The decision underscores rabid demand in China for Apple products. The market has quickly become the company’s second largest in terms of revenue and the country’s five retail outlets now support one-sixth of Apple’s total sales.
Like I said in September, the iPhone has become the most potent status symbol around for urban, white-collar Chinese consumers. It’s portable and visible wherever they go. It’s always on them, unlike clothes or fashion which might change from day to day. And at 4,988 renminbi ($790.93), it’s not cheap but it’s not out of reach. When I was there, iPhone owners would tell me that it wasn’t uncommon to save up for months or more than a year just to buy one. (Unlike the U.S., subsidized, post-paid plans are less common in China.)

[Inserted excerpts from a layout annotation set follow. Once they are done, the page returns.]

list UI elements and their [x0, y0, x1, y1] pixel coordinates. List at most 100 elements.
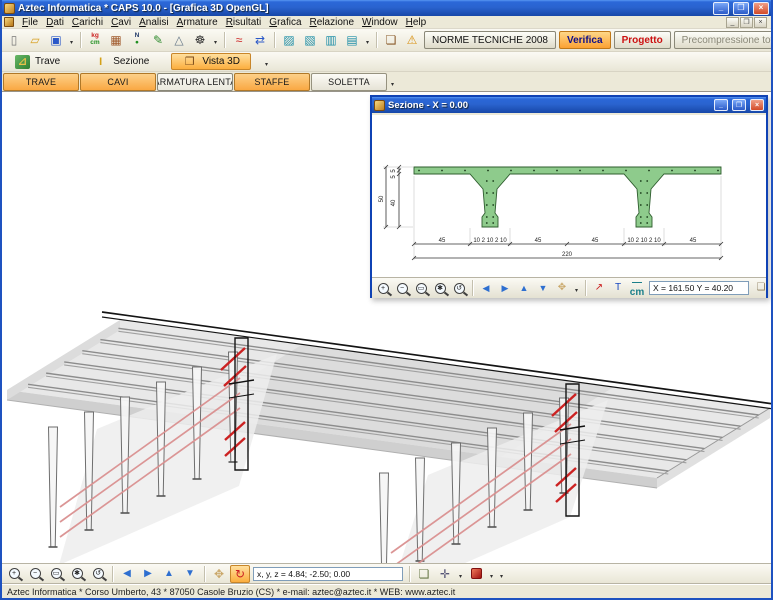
inviluppi-hatch-icon[interactable]: ▤: [342, 31, 362, 49]
precompressione-button[interactable]: Precompressione totale: [674, 31, 773, 49]
prism-icon[interactable]: △: [169, 31, 189, 49]
sezione-maximize-button[interactable]: ❐: [732, 99, 746, 111]
zoom-previous-icon[interactable]: ↺: [88, 565, 108, 583]
results-group-overflow[interactable]: ▾: [363, 31, 372, 49]
menu-cavi[interactable]: Cavi: [107, 17, 135, 28]
sezione-drawing-area[interactable]: 45 10 2 10 2 10 45 45 10 2 10 2 10 45 22…: [372, 115, 766, 278]
menu-bar: FileDatiCarichiCaviAnalisiArmatureRisult…: [2, 16, 771, 29]
tab-armatura-lenta[interactable]: ARMATURA LENTA: [157, 73, 233, 91]
render-color-icon[interactable]: [466, 565, 486, 583]
page-icon[interactable]: ❏: [752, 280, 770, 296]
zoom-window-icon[interactable]: ▭: [412, 280, 430, 296]
tab-soletta[interactable]: SOLETTA: [311, 73, 387, 91]
menu-help[interactable]: Help: [402, 17, 431, 28]
bottombar-overflow[interactable]: ▾: [497, 565, 506, 583]
hand-pan-icon[interactable]: ✥: [209, 565, 229, 583]
menu-window[interactable]: Window: [358, 17, 402, 28]
zoom-extents-icon[interactable]: ✱: [431, 280, 449, 296]
moment-diagram-icon[interactable]: ≈: [229, 31, 249, 49]
menu-file[interactable]: File: [18, 17, 42, 28]
open-folder-icon[interactable]: ▱: [25, 31, 45, 49]
materials-icon[interactable]: ▦: [106, 31, 126, 49]
section-arrows-icon[interactable]: ⇄: [250, 31, 270, 49]
minimize-button[interactable]: _: [713, 2, 729, 15]
axes-icon[interactable]: ✛: [435, 565, 455, 583]
zoom-in-icon[interactable]: +: [4, 565, 24, 583]
zoom-out-icon[interactable]: −: [25, 565, 45, 583]
zoom-out-icon[interactable]: −: [393, 280, 411, 296]
magnifier-glass: ↺: [93, 568, 104, 579]
file-group-overflow[interactable]: ▾: [67, 31, 76, 49]
pan-down-icon[interactable]: ▼: [534, 280, 552, 296]
vista-3d-button[interactable]: ❒Vista 3D: [171, 53, 251, 70]
magnifier-glass: −: [397, 283, 408, 294]
color-overflow[interactable]: ▾: [487, 565, 496, 583]
verifica-button[interactable]: Verifica: [559, 31, 611, 49]
verifiche-hatch-icon[interactable]: ▨: [279, 31, 299, 49]
units-icon[interactable]: kgcm: [85, 31, 105, 49]
tabs-overflow[interactable]: ▾: [388, 73, 397, 91]
magnifier-glass: ✱: [435, 283, 446, 294]
menu-risultati[interactable]: Risultati: [222, 17, 266, 28]
sezione-close-button[interactable]: ×: [750, 99, 764, 111]
pan-right-icon[interactable]: ▶: [138, 565, 158, 583]
zoom-previous-icon[interactable]: ↺: [450, 280, 468, 296]
menu-dati[interactable]: Dati: [42, 17, 68, 28]
hand-pan-icon[interactable]: ✥: [553, 280, 571, 296]
menu-analisi[interactable]: Analisi: [135, 17, 172, 28]
orbit-icon[interactable]: ↻: [230, 565, 250, 583]
sezione-minimize-button[interactable]: _: [714, 99, 728, 111]
mdi-restore-button[interactable]: ❐: [740, 17, 753, 28]
pan-left-icon[interactable]: ◀: [477, 280, 495, 296]
sheet-export-icon[interactable]: ❏: [414, 565, 434, 583]
close-button[interactable]: ×: [753, 2, 769, 15]
diagrammi-hatch-icon[interactable]: ▥: [321, 31, 341, 49]
warning-icon[interactable]: ⚠: [402, 31, 422, 49]
pan-up-icon[interactable]: ▲: [515, 280, 533, 296]
sep: [373, 31, 380, 49]
menu-grafica[interactable]: Grafica: [265, 17, 305, 28]
menu-armature[interactable]: Armature: [173, 17, 222, 28]
sez-nav-overflow[interactable]: ▾: [572, 279, 581, 297]
pan-left-icon[interactable]: ◀: [117, 565, 137, 583]
mdi-close-button[interactable]: ×: [754, 17, 767, 28]
text-tool-icon[interactable]: T: [609, 280, 627, 296]
norme-tecniche-button[interactable]: NORME TECNICHE 2008: [424, 31, 556, 49]
pan-down-icon[interactable]: ▼: [180, 565, 200, 583]
trave-icon: ⊿: [15, 55, 30, 69]
3d-viewport[interactable]: Sezione - X = 0.00 _ ❐ ×: [2, 92, 771, 563]
sezione-button[interactable]: ISezione: [82, 53, 160, 70]
view-toolbar: ⊿Trave ISezione ❒Vista 3D ▾: [2, 52, 771, 72]
toolbar2-overflow[interactable]: ▾: [262, 53, 271, 71]
options-wheel-icon[interactable]: ☸: [190, 31, 210, 49]
measure-icon[interactable]: ↗: [590, 280, 608, 296]
zoom-window-icon[interactable]: ▭: [46, 565, 66, 583]
mdi-minimize-button[interactable]: _: [726, 17, 739, 28]
title-bar: Aztec Informatica * CAPS 10.0 - [Grafica…: [2, 0, 771, 16]
zoom-extents-icon[interactable]: ✱: [67, 565, 87, 583]
tab-staffe[interactable]: STAFFE: [234, 73, 310, 91]
data-group-overflow[interactable]: ▾: [211, 31, 220, 49]
save-icon[interactable]: ▣: [46, 31, 66, 49]
edit-pencil-icon[interactable]: ✎: [148, 31, 168, 49]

Indeed, The New York Times said that migrant workers were being bussed in and paid 100 renminbi ($15.86) to scalp phones. Since Apple decided not to open the doors to its store in Sanlitun, a posh area that’s popular with expats in East Beijing, the migrant workers said they were only going to be paid 10 renminbi ($1.58) for food despite standing in freezing weather all night. It’s not clear how this will affect local sales over the next few months or weather it will dampen revenue growth in the country for the time being.
One factor that might have made the crowd a little crazier is that Apple decided to make the iPhone 4s available 10 days before Chinese New Years, when gifting family and friends is common.